Friday, May 25, 2007

Pattern matching on Java Objects with Scala Extractors

Scala extractors provide a nice way to use pattern matching on common Java objects. In this post I'm going to show a simple use of extractors with Java reflection objects.

More detailed information about Scala extractors can be found in the main website, in the Scala Language Specification section 8.1.7 and in the Matching Object With Patterns paper.

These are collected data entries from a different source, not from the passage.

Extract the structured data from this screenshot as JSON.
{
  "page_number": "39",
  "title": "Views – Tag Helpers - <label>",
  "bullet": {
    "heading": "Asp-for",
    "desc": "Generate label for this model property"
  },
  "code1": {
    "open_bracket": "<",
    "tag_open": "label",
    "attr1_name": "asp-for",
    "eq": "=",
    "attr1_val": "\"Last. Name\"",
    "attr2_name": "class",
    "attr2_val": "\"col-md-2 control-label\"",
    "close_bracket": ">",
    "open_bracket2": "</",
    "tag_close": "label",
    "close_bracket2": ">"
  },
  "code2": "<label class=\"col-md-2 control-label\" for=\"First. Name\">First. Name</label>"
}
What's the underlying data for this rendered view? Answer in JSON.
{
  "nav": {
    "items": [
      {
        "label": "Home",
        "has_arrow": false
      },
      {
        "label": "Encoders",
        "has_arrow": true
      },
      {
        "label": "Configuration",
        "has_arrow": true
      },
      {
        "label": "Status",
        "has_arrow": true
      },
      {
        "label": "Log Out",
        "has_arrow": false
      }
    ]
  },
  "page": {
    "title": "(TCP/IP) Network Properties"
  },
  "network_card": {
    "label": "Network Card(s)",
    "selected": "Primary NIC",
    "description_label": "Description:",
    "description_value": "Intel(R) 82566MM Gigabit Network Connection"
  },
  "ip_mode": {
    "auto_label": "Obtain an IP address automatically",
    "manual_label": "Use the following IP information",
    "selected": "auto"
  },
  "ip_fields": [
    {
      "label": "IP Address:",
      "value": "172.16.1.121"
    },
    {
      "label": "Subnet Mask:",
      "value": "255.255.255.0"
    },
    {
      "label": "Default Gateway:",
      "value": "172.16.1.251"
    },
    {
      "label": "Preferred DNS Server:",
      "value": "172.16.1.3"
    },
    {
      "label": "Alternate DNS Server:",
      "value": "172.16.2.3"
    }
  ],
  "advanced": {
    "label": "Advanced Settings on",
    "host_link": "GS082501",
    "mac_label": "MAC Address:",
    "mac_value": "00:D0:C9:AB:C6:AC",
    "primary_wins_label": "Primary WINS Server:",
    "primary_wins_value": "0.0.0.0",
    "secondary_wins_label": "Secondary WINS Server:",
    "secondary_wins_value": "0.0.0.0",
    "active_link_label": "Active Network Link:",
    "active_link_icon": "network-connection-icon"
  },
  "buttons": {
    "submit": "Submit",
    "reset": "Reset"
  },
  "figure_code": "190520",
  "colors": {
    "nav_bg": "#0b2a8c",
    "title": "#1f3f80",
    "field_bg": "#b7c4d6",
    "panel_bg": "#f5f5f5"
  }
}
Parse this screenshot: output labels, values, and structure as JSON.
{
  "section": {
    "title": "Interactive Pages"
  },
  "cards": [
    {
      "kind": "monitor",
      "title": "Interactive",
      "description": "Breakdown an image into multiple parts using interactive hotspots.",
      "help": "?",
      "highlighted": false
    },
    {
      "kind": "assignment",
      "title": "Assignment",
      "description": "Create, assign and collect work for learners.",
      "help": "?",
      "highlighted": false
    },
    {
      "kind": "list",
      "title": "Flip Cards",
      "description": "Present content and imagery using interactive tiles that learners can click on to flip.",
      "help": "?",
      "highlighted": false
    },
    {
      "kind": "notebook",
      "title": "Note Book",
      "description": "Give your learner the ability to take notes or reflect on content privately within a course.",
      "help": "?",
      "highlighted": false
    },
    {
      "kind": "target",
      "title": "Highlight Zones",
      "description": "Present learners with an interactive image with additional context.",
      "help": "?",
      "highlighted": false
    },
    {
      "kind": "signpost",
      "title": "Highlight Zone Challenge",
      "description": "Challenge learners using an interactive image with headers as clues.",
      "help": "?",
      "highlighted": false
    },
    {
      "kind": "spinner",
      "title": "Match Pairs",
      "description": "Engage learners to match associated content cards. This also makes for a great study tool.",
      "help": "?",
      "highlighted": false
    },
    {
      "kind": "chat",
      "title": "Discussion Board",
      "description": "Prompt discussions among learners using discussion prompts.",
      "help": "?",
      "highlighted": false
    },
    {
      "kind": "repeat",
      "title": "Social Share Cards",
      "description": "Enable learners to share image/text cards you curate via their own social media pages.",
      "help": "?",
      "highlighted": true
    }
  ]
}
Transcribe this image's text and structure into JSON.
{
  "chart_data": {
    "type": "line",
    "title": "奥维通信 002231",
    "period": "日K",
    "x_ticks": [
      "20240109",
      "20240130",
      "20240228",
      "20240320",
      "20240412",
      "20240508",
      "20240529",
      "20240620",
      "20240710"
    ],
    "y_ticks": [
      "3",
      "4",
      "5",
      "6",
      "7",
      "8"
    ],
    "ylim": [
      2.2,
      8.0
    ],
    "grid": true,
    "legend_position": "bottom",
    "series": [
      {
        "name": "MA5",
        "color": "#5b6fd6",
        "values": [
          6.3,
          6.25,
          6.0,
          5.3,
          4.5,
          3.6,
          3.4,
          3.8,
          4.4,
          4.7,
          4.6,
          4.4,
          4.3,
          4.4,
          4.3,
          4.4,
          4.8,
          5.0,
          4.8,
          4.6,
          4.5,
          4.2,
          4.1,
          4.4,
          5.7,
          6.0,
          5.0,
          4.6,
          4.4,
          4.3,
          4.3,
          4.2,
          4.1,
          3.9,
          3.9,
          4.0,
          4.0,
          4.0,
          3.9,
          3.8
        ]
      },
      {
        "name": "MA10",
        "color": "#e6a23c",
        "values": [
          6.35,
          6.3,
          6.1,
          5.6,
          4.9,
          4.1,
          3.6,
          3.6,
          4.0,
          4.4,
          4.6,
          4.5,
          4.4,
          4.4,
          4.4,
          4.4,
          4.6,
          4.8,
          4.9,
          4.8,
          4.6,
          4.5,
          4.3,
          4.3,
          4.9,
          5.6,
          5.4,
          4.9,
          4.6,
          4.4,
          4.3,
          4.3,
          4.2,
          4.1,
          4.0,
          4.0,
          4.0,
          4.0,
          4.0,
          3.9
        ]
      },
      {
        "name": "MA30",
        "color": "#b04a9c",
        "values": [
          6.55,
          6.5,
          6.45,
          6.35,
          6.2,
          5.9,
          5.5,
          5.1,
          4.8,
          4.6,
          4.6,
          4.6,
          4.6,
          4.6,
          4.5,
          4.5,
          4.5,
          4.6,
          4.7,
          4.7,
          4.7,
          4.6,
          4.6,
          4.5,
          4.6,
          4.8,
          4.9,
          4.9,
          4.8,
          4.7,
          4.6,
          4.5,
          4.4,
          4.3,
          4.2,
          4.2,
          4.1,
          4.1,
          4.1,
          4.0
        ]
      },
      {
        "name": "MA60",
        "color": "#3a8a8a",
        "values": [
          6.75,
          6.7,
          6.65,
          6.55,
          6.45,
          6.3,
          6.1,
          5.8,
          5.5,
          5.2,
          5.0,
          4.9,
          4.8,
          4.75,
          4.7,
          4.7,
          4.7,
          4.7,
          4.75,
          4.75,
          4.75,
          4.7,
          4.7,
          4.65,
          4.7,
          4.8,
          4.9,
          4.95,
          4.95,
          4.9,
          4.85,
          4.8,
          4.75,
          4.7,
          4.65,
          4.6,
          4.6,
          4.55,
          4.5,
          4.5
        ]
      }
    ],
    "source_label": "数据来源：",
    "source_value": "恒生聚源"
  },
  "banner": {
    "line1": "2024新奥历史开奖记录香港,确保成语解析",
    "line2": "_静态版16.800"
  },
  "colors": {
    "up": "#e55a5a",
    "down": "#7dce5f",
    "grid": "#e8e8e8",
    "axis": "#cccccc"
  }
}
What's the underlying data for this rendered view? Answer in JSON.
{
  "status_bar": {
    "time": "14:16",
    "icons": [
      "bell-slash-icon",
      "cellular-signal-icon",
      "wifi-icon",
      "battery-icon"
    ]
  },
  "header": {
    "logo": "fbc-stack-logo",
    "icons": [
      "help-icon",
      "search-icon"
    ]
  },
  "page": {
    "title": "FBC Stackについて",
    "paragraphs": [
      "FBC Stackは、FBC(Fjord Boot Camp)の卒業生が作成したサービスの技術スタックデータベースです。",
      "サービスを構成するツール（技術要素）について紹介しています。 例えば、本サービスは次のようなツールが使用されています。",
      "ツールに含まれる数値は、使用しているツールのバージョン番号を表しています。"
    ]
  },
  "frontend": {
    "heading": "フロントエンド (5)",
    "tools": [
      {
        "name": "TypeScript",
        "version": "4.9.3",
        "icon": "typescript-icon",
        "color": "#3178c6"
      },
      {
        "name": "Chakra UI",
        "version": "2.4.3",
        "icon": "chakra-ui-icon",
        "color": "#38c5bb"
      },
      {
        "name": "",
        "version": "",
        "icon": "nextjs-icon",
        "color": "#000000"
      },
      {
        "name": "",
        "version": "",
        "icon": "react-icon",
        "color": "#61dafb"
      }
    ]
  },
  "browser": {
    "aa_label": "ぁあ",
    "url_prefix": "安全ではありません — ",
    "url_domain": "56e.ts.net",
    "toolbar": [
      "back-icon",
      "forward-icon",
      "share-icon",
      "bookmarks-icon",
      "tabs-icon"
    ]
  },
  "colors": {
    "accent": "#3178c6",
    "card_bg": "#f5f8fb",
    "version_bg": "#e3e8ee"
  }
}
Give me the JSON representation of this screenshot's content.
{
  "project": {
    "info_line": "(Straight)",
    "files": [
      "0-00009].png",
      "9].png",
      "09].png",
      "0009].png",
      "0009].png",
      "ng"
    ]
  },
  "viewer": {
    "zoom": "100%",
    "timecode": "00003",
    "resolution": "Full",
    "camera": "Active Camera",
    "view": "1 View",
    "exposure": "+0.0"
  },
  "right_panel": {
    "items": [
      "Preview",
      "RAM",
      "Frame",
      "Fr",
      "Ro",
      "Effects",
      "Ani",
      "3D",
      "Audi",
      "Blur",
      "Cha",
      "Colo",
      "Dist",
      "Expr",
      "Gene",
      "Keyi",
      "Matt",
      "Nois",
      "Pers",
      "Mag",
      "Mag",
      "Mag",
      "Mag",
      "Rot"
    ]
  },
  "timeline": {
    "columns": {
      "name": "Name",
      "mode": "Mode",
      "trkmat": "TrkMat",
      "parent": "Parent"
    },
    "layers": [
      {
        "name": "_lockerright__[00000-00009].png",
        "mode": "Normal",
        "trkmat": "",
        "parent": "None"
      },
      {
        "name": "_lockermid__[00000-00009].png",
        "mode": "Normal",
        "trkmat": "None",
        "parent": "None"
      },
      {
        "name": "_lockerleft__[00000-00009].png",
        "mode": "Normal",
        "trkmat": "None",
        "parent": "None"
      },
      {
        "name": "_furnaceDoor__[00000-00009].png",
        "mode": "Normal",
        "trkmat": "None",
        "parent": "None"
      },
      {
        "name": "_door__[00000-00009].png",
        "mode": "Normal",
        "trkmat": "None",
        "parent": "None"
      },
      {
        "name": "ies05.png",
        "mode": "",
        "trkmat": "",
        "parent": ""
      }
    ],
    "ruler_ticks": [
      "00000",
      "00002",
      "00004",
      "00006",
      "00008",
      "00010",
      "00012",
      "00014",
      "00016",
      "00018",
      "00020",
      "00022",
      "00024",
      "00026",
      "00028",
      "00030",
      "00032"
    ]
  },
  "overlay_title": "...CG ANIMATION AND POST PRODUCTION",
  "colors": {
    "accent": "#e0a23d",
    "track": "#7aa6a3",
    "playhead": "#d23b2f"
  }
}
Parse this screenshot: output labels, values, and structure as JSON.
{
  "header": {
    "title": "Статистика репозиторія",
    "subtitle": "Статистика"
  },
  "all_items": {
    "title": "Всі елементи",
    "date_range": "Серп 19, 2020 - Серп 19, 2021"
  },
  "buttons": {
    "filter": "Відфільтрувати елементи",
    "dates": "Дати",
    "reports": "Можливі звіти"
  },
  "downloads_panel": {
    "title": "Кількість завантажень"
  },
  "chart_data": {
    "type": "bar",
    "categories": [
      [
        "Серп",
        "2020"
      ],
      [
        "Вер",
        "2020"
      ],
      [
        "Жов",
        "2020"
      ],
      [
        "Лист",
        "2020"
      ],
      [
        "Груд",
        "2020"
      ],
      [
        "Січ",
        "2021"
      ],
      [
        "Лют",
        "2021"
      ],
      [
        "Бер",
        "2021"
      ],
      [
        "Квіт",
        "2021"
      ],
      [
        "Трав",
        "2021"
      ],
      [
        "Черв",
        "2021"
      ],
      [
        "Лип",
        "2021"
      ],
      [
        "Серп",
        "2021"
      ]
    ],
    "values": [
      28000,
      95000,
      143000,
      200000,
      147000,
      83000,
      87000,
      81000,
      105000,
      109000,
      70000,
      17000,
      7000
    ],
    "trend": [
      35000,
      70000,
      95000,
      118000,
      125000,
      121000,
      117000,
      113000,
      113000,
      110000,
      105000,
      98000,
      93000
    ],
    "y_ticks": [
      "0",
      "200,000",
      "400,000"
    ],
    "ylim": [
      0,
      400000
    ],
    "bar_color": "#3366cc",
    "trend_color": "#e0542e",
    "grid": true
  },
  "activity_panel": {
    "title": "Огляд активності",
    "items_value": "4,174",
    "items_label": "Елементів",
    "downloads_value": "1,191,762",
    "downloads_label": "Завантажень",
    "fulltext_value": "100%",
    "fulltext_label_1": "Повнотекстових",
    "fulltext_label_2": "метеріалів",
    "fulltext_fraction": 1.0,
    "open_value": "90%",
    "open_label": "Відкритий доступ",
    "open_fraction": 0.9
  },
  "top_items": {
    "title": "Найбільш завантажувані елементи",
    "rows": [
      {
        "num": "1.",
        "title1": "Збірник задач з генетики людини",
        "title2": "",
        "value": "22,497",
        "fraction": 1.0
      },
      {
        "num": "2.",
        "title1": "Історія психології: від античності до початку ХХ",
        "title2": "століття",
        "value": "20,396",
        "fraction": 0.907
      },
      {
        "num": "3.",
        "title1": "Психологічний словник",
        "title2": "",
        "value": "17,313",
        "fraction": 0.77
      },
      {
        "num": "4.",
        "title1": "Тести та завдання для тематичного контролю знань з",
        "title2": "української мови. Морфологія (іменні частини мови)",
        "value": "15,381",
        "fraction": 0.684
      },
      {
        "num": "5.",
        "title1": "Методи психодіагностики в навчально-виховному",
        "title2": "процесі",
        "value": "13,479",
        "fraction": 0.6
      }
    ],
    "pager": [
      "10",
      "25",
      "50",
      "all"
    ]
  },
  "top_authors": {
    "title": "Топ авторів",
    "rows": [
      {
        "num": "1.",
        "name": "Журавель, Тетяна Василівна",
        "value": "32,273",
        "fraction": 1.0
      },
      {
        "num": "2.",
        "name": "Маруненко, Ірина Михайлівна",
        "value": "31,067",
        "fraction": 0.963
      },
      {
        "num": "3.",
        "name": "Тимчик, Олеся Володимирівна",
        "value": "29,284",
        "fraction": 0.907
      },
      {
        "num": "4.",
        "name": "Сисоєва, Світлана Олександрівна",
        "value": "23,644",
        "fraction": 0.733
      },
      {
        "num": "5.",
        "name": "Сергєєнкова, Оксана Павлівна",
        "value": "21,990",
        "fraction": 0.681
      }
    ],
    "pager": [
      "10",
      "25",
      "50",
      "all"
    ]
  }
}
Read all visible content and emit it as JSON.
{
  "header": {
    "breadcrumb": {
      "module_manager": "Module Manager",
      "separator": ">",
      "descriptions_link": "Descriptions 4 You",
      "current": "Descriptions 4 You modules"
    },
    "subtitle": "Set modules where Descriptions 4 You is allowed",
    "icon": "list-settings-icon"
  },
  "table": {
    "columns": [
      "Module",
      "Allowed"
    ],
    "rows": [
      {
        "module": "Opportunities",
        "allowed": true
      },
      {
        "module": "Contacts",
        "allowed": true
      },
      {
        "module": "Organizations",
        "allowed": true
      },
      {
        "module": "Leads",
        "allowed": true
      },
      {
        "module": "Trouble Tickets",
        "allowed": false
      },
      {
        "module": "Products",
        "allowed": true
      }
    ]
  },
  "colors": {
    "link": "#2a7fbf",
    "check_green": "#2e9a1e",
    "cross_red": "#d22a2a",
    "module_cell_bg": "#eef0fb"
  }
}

An extractor object can be used to extract simple values from Java objects. For example, the following code defines a extractor object that returns the name of a java.lang.Class.


object ClassName {
def unapply(c : java.lang.Class) =
Some(c.getName())
}


This extractor can be used as follows:



val c = "hola".getClass()

c match {
case ClassName(name) =>
System.out.println("The class name is: "+name)
}



Also extractors can be combined with other Scala pattern matching elements. For example, given the following extractor definitions:


object ClassName {
def unapply(c : java.lang.Class) =
Some(c.getName())
}

object ClassMethods {
def unapply(c : java.lang.Class) =
Some(c.getMethods())
}


object MethodParts {
def unapply(c : java.lang.reflect.Method) =
Some((c.getName(),c.getReturnType(),c.getParameterTypes()))
}


We can write:


def methodsThatReturnString(c : java.lang.Class) =
c match {
case ClassMethods(mts) =>
List.fromArray(
for {val m <- mts
m match {
case MethodParts(_,ClassName("java.lang.String"),_) => true
case _ => false
}} yield m)
}


Another example of this is the following:

Given these definitions:


object MemberClasses {
def unapply(c : java.lang.Class) =
Some(c.getClasses())
}


We can write:


Class.forName("java.util.Map") match {
case c@MemberClasses(Array(ClassName(inner))) =>
System.out.println("The class or interface "+
c.getName()+
" has one inner class/interface called "+
inner)
case _ => System.out.println("No inner classes")
}



With these simple/artificial examples we only covered the surface of what can be done with pattern matching in existing Java libraries. As with F# active patterns in .NET, Scala Extractors seems to be a useful tool to deal with complex object models.

1 comment:

Anonymous said...

If you want pattern matching in Java, you might check out the JMatch language, which takes a more comprehensive approach than Scala. For example, you don't typically don't have to write the code to implement the reverse computation that the pattern needs -- the language implements it for you.